AN artificial pancreas to manage type 1 diabetes could soon be offered to NHS patients after a major trial produced ‘blisteringly brilliant’ early results.
The high-tech kit continuously monitors glucose levels via sensors under a patient’s skin and, when needed, automatically delivers insulin to the bloodstream – a job normally carried out in the body by the pancreas.
It is hoped it will replace the regular finger-prick tests that diabetics need to carry out to check their blood sugar levels, as well as prevent life-threatening hypoglycaemic attacks when it drops too low.
As part of an appraisal carried out by the NHS spending watchdog, the National Institute for Health and Care Excellence (NICE), 1,000 Britons with type 1 diabetes are being fitted with one of the gadgets.
The artificial pancreas trial, the largest of its kind in the world, began in July and health chiefs are expected to come to a decision next year on whether to begin offering them widely.

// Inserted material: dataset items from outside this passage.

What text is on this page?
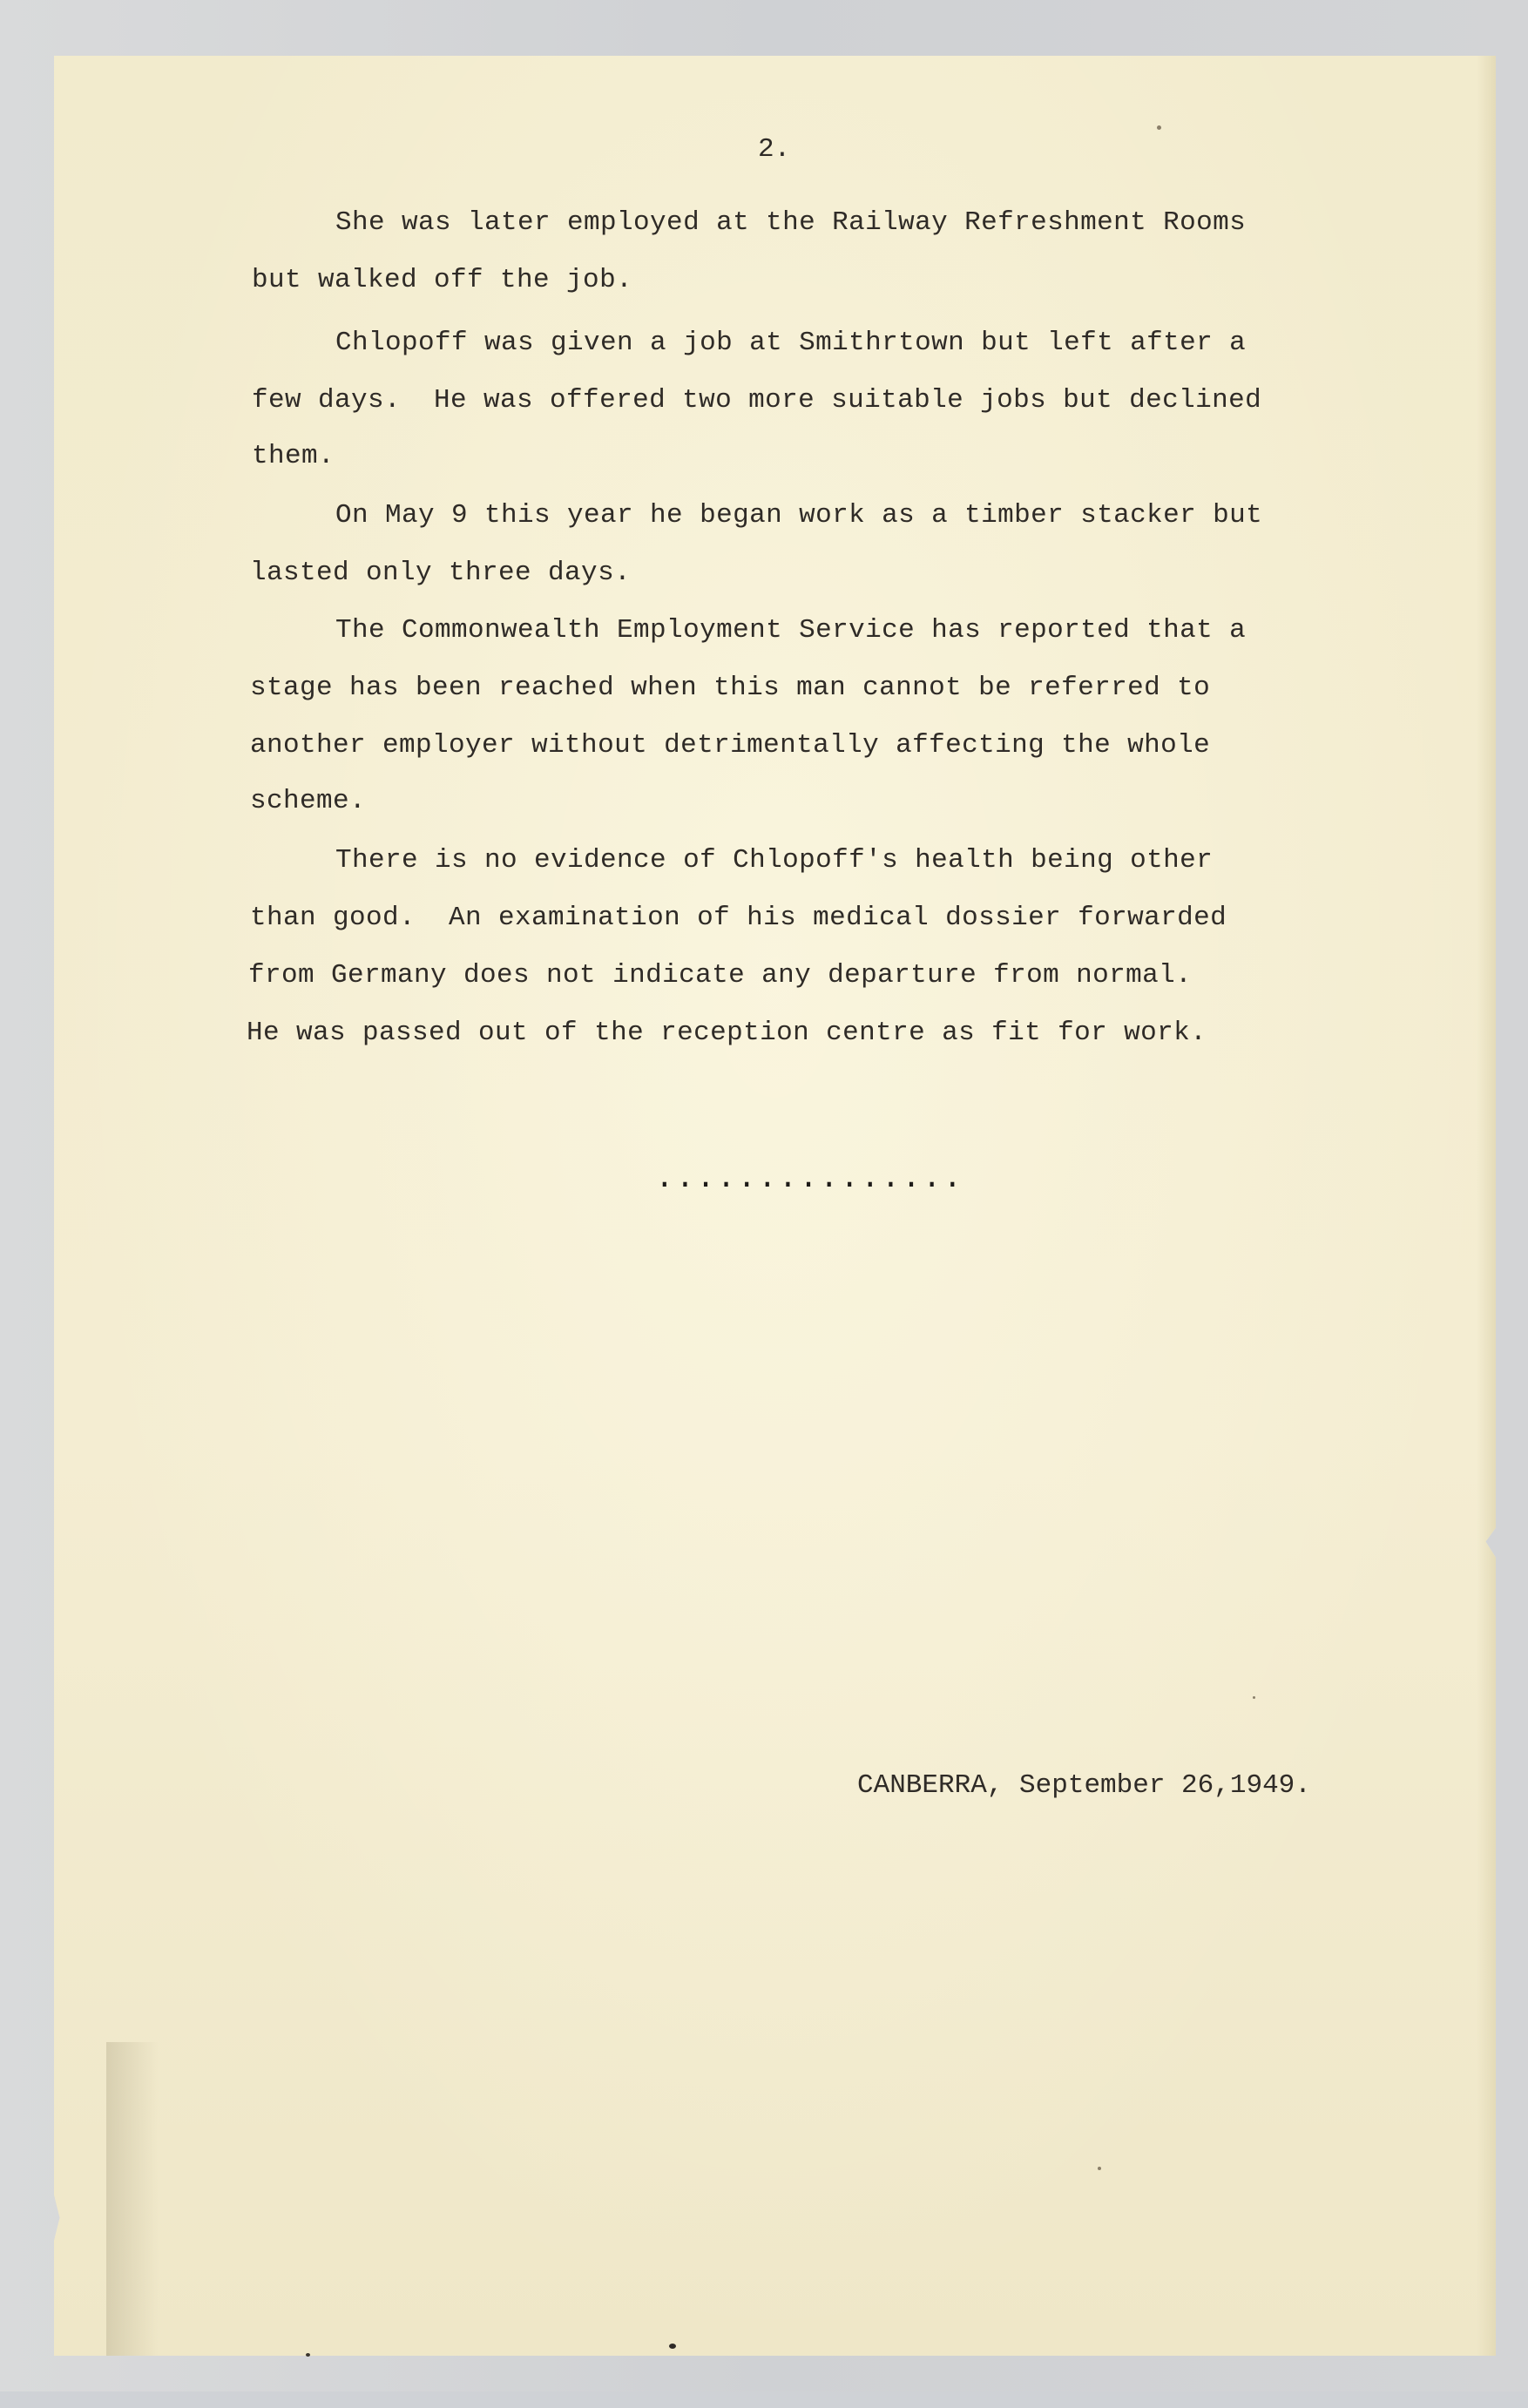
2.

She was later employed at the Railway Refreshment Rooms

but walked off the job.

Chlopoff was given a job at Smithrtown but left after a

few days.  He was offered two more suitable jobs but declined

them.

On May 9 this year he began work as a timber stacker but

lasted only three days.

The Commonwealth Employment Service has reported that a

stage has been reached when this man cannot be referred to

another employer without detrimentally affecting the whole

scheme.

There is no evidence of Chlopoff's health being other

than good.  An examination of his medical dossier forwarded

from Germany does not indicate any departure from normal.

He was passed out of the reception centre as fit for work.

...............
CANBERRA, September 26,1949.
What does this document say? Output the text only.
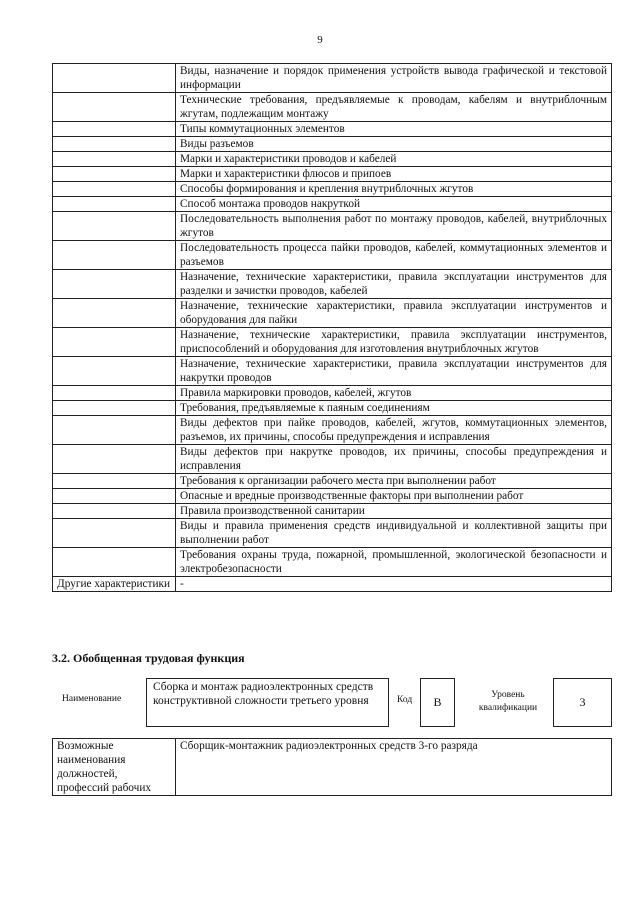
9
	Виды, назначение и порядок применения устройств вывода графической и текстовой информации
	Технические требования, предъявляемые к проводам, кабелям и внутриблочным жгутам, подлежащим монтажу
	Типы коммутационных элементов
	Виды разъемов
	Марки и характеристики проводов и кабелей
	Марки и характеристики флюсов и припоев
	Способы формирования и крепления внутриблочных жгутов
	Способ монтажа проводов накруткой
	Последовательность выполнения работ по монтажу проводов, кабелей, внутриблочных жгутов
	Последовательность процесса пайки проводов, кабелей, коммутационных элементов и разъемов
	Назначение, технические характеристики, правила эксплуатации инструментов для разделки и зачистки проводов, кабелей
	Назначение, технические характеристики, правила эксплуатации инструментов и оборудования для пайки
	Назначение, технические характеристики, правила эксплуатации инструментов, приспособлений и оборудования для изготовления внутриблочных жгутов
	Назначение, технические характеристики, правила эксплуатации инструментов для накрутки проводов
	Правила маркировки проводов, кабелей, жгутов
	Требования, предъявляемые к паяным соединениям
	Виды дефектов при пайке проводов, кабелей, жгутов, коммутационных элементов, разъемов, их причины, способы предупреждения и исправления
	Виды дефектов при накрутке проводов, их причины, способы предупреждения и исправления
	Требования к организации рабочего места при выполнении работ
	Опасные и вредные производственные факторы при выполнении работ
	Правила производственной санитарии
	Виды и правила применения средств индивидуальной и коллективной защиты при выполнении работ
	Требования охраны труда, пожарной, промышленной, экологической безопасности и электробезопасности
Другие характеристики	-
3.2. Обобщенная трудовая функция
Наименование
Сборка и монтаж радиоэлектронных средств конструктивной сложности третьего уровня	Код	B	Уровень квалификации	3
Возможные наименования должностей, профессий рабочих	Сборщик-монтажник радиоэлектронных средств 3-го разряда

Doctors on the new NHS trial say the artificial pancreas is ‘overwhelmingly effective’ at reducing the burden of living with type 1 diabetes and is capable of improving the long-term health of patients.
Professor Partha Kar, diabetes consultant at Portsmouth Hospitals NHS Trust and National Specialty Adviser to NHS England, said: ‘This is the first time this tech has been rolled out to so many patients, and already we can see it is blisteringly brilliant. This could be potentially life-changing.
So much of diabetes patients’ lives are filled with self-management – doing fingerprick tests, making calculations to determine how much insulin they need. With the artificial pancreas, that’s all basically removed. This really is the future of diabetes care.’